The Italians eviscerating the British position in Egypt.
By the 11th, Alexandria was on the cusp of falling. Dall’Ora’s corps was redeploying to begin a push southward along the Nile River with the intent of establishing some sort of defensive line somewhere. Heading any deeper into Africa than was necessary for a safe defense was a foolish idea. Bergonzoli, meanwhile, had reached the Suez Canal but the guns of British gunboats patrolling the Canal prevented him from crossing. He decided to head north along the Canal until he could find a place to cross. It was necessary to prevent the Mediterranean Fleet from escaping.
Bergonzoli reaching the Canal and other Italian activities in Egypt that spell trouble for the British.

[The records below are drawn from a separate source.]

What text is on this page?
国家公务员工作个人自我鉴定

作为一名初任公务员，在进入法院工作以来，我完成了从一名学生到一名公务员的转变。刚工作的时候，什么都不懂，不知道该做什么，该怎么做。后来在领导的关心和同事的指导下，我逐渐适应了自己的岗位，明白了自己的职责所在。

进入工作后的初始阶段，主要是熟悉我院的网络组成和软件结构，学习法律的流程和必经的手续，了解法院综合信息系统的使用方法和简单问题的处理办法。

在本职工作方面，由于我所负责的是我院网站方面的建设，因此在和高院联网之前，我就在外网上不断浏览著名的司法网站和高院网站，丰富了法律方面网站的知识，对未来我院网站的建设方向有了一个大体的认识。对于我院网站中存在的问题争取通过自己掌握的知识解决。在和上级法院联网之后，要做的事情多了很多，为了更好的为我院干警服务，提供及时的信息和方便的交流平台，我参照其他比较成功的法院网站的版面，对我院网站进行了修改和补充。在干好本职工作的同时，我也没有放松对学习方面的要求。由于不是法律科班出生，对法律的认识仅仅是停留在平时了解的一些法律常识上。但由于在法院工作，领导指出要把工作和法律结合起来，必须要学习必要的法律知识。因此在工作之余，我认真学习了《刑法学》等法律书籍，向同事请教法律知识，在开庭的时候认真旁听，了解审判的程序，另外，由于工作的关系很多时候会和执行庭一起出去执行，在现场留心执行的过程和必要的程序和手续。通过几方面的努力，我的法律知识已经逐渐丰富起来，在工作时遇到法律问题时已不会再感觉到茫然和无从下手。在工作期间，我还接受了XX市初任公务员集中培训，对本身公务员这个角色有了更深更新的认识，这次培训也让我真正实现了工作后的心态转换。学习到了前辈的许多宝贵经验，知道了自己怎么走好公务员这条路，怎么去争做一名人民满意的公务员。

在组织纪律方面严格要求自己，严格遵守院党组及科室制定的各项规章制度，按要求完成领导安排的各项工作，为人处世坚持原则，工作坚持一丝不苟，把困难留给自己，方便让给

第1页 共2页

Alexandria fell mere hours after Bergonzoli reached the Canal. Nearly six hundred Italians and over twelve hundred British soldiers died for the city, but it was finally open for conquest and would fall by the 15th. On the 14th, the Royal Navy continued its evacuation of Alexandria. A fleet of twelve units under Ingram fled the port, containing such notable ships a the battlecruiser Hood. By this time, the Italian submarine tripwire had called Campioni’s fleet to within striking distance. Flying from north of Crete, Italian carrier pilots bombed the British ships as they were engaged by submarines. Many British ships were damaged, including the heavy cruisers HMS Sussex and HMS Shropshire. The HMS Hood and the light cruiser HMS Leander were sunk. This was, however, only a prelude to what was to occur on the 15th. The rest of the Mediterranean Fleet fled the harbor upon the fall of the city. By evening on the 15th the coast of Egypt was thronging with British ships: a total of eighty units were steaming out of port and heading east. This included the Rodney, the Renown and two fleet carriers: the Courageous and the Glorious. The Mediterranean Fleet by itself outnumbered the entire Regia Marina!
Oh shit.
The British Mediterranean Fleet had revealed its numerical superiority, but not its moral superiority. Rather than seeking out the Italian fleet and attempting to force a battle in the Mahanian tradition that it cherished, it instead began fleeing eastward toward Haifa. They would not flee the Mediterranean, but they would not fight. Perhaps the British chiefs of staff envisaged it as such a huge force that it could exist, isolated, as a fleet-in-being for long enough that a British counterattack from the Sudan or Palestine could throw Vercellino’s army back. Perhaps reinforcements were rushing from Britain. It was impossible to know what the British were truly planning.